Ironically, these countries mostly consume white rice (another variant of the staple), whereas they import more parboiled rice (which Nigerians consume) and, which, considering their population, could last them for decades. However, they continue to import parboiled rice every year while legal imports continue to decline in Nigeria as smuggling increases exponentially.

Wagner Group in Africa

At last, the secrecy and official deniability that shrouded the activities of the Wagner group in Africa is over.

Following the June drama (we really don’t know what it is yet) where the Wagner mercenaries purported to march on Moscow, Putin has ended the secrecy.

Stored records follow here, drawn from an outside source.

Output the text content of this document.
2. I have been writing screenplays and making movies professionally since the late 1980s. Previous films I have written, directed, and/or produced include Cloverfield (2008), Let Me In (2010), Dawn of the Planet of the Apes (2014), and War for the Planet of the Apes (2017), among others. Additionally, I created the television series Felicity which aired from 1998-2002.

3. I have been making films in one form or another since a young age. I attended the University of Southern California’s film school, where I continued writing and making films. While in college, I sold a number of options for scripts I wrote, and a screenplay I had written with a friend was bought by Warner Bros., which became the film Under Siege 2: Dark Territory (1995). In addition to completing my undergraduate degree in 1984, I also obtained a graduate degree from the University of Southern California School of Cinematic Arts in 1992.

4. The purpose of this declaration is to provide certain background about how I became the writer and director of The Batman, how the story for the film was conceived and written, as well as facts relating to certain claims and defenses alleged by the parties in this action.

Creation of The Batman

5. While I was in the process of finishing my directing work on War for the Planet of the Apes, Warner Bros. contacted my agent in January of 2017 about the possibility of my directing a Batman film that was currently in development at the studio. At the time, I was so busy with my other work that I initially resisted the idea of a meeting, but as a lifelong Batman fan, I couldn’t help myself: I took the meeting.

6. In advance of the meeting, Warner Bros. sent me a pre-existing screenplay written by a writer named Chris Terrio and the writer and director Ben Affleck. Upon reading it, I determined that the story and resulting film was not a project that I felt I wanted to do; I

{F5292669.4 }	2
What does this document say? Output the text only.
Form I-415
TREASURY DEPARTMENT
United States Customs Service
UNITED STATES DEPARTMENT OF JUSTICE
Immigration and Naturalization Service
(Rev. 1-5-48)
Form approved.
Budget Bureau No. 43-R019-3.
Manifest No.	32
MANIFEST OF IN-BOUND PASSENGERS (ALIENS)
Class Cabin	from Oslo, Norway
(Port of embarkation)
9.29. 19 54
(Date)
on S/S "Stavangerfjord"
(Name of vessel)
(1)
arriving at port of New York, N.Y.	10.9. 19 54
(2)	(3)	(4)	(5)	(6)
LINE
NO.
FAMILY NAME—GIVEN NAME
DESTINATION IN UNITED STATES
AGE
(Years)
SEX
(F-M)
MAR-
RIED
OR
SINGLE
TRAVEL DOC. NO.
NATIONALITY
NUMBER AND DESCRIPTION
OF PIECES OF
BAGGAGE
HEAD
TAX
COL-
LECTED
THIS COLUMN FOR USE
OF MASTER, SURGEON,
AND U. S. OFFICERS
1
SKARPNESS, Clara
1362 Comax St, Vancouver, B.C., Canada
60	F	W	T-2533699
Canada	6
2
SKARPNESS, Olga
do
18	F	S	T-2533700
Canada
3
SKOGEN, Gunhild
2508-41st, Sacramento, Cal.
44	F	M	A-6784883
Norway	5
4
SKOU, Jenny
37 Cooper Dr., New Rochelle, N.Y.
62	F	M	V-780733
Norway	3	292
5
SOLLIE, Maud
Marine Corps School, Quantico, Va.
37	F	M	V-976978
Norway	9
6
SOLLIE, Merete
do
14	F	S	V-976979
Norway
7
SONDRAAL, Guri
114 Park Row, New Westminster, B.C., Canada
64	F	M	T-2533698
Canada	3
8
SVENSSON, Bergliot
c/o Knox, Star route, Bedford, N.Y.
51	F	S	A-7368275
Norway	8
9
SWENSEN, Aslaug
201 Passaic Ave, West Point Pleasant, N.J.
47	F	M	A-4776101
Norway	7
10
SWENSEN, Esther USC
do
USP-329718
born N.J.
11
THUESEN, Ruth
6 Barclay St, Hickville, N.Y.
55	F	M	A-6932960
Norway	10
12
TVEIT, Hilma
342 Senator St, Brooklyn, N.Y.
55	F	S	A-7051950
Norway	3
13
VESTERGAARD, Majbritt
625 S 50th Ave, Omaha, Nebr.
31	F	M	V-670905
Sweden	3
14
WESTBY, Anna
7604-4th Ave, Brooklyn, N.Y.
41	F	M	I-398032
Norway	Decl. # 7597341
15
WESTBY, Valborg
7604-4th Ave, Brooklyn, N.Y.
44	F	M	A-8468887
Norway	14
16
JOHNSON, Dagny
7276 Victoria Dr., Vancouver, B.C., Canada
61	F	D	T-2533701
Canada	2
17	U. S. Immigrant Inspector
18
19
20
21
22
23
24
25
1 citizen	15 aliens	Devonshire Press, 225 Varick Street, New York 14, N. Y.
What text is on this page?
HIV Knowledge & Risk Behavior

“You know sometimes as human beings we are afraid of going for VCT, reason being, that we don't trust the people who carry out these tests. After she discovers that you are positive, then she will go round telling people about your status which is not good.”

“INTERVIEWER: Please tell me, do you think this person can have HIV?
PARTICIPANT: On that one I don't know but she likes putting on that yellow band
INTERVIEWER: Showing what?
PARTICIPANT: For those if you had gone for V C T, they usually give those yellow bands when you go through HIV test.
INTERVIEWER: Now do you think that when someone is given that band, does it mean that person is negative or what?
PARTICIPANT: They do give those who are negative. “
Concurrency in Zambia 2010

He stated quite clearly that the Wagner (headed by his former chef, Yevgeny Prigozhin) was funded exclusively by the Russian state, to the tune of nearly $1 billion in the last year alone.

The group has been active in Africa – Central African Republic, Mali, Sudan, and Libya – for some time now and Russia has maintained, until now, that it was a private military group unrelated to the Russian state.

In 2021, Mali expelled the French military from its territory with great fanfare and struck a deal with Wagner to help it in its fight against Salafi-jihadist groups in the north of the country.

With the Wagner revolt in Russia and its unclear status presently, the Kremlin is signalling that African states must decide what to do with the group.

Read also: Russia signs military deals with 40 African states, Putin says

The Central African Republic, where Wagner has been the most active and where it has been accused of a raft of war crimes and crimes against humanity, shot back at the Kremlin that it signed “a defence deal with Russia and not Wagner” and expects the pact to be honoured by Russia regardless of what happens to Wagner.

As President Faustin-Archange Touadera’s hold on power becomes tenuous, he has come to rely on the Wagner group for security and protection, especially in fighting a constellation of rebel groups.

Consequently, the group has tightened its grip on the country’s security architecture and economic resources, constructing a vast transnational Gold-mining network” stretching from Madagascar, Cameroon, and Sudan all the way back to Moscow.”

It didn’t take long for a deal to be struck, however. According to Sergei Lavrov, Russia’s chief diplomat, at the request of Mali and CAR, the designation of Wagner groups in both countries has now changed to “military instructors”. Their work, meanwhile, “will continue”. Finito!